As much as trust-building is vital in developing true partnerships, Rachel Nyswander Thomas and Larry Clinton stress in their respective studies for the Center for Strategic and International Studies and in the Journal of Strategic Security that incentives must also be properly aligned to reward each sector for their engagement. An incentive-based approach is best accomplished by tying incentives to results rather than activities. Incentives may include reduced risk exposure through better security and resilience; cost savings from sharing the labor to solve a critical problem; access to privileged information from government; access to knowledge not available elsewhere; opportunity to avoid inappropriate regulation; opportunities to contribute to strategic direction and national policies; technical knowledge; intelligence, research and analysis; leveraging the skills, experience and organizational positions of other members; and revoking membership for not contributing or attending meetings.
- Establish a legal/regulatory framework.
The proliferation over the past decade of PPPs focused on securing cyberspace suggests that legislation is not necessary for public and private entities to work with one another. However, legislation could help create a regulatory environment more conducive to voluntary partnerships such as those in the financial or telecommunications sectors. Measures clarifying the authority various public institutions have to aid the private sector in the case of cyber intrusions would enable such public institutions to respond to requests better and in a timely manner, making private entities more likely to see value in partnership. Such rules should prevent any conflict of interest and reduce ambiguity.
- Design a bottom-up approach.
A partnership driven primarily by a need for accountability will require more rigid infrastructure (and perhaps a contractual network of sorts), whereas a partnership valuing flexibility will be better suited by a looser framework. Given that cyber security is a matter of national security, it might seem logical to value accountability above flexibility in the design of a related PPP. However, the fast-evolving nature of cyber threats, and the need for rapid technological advancement to address such challenges, makes flexibility extremely important in a cyber security PPP. This does not preclude regulatory mechanisms to encourage accountability, but the structure of the PPP itself must be flexible enough to meet its objectives as cyberspace evolves.
- Create a sound and sustainable financial package (U.K. case).
Government can add value and reduce economic barriers to PPP participation by covering the costs of administration and venue.
- Maximize transparency.
Clearly inform the participants of the relevance and real added-value of the PPP and be transparent regarding the rules and practices followed.
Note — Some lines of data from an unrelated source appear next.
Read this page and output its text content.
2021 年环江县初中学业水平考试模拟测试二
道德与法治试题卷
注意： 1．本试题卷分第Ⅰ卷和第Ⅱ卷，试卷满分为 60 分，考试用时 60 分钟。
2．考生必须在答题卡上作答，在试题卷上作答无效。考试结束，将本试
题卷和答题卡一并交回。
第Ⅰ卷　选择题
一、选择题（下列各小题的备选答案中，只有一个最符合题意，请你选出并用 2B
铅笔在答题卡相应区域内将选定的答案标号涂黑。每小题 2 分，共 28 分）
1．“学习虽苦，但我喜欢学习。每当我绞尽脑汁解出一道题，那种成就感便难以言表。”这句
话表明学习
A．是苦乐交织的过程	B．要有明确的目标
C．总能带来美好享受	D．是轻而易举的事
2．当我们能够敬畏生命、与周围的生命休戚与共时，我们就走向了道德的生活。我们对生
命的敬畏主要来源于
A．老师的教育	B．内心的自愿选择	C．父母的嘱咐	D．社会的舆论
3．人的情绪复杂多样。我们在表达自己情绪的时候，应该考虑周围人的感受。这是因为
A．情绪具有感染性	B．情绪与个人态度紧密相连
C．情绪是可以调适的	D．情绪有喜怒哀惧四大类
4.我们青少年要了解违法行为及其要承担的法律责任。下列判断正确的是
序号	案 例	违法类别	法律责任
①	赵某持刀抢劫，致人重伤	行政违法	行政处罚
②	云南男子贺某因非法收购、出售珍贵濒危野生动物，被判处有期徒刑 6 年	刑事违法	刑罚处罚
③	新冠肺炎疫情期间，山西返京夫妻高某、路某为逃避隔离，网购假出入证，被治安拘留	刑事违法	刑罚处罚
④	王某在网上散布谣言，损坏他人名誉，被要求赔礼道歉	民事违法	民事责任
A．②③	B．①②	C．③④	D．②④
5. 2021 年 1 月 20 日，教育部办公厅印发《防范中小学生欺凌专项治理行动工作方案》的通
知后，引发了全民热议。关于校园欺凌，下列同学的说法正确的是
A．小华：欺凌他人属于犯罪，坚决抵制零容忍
- Appropriate risk allocation and risk sharing.
Cyber security-related issues need to be part of the permanent risk-management cycle of an organization.
The way forward
Public-private partnerships remain a vital and effective tool for achieving national and business cyber security goals. Common efforts to prevent, protect against, mitigate and recover from attacks are the best way to secure cyberspace. But to shift the balance in favor of resilience and strong protection, while at the same time allowing innovation, requires resources focused on research and development, technical standard setting, national and international policy development, and the building of human capital. Building together the cyber security ecosystem fosters national and business goals as it provides market development and public safety.
The views expressed in this article are those of the author and do not necessarily reflect the official policy or position of the Polish government, the Ministry of Digital Affairs or any of its agencies.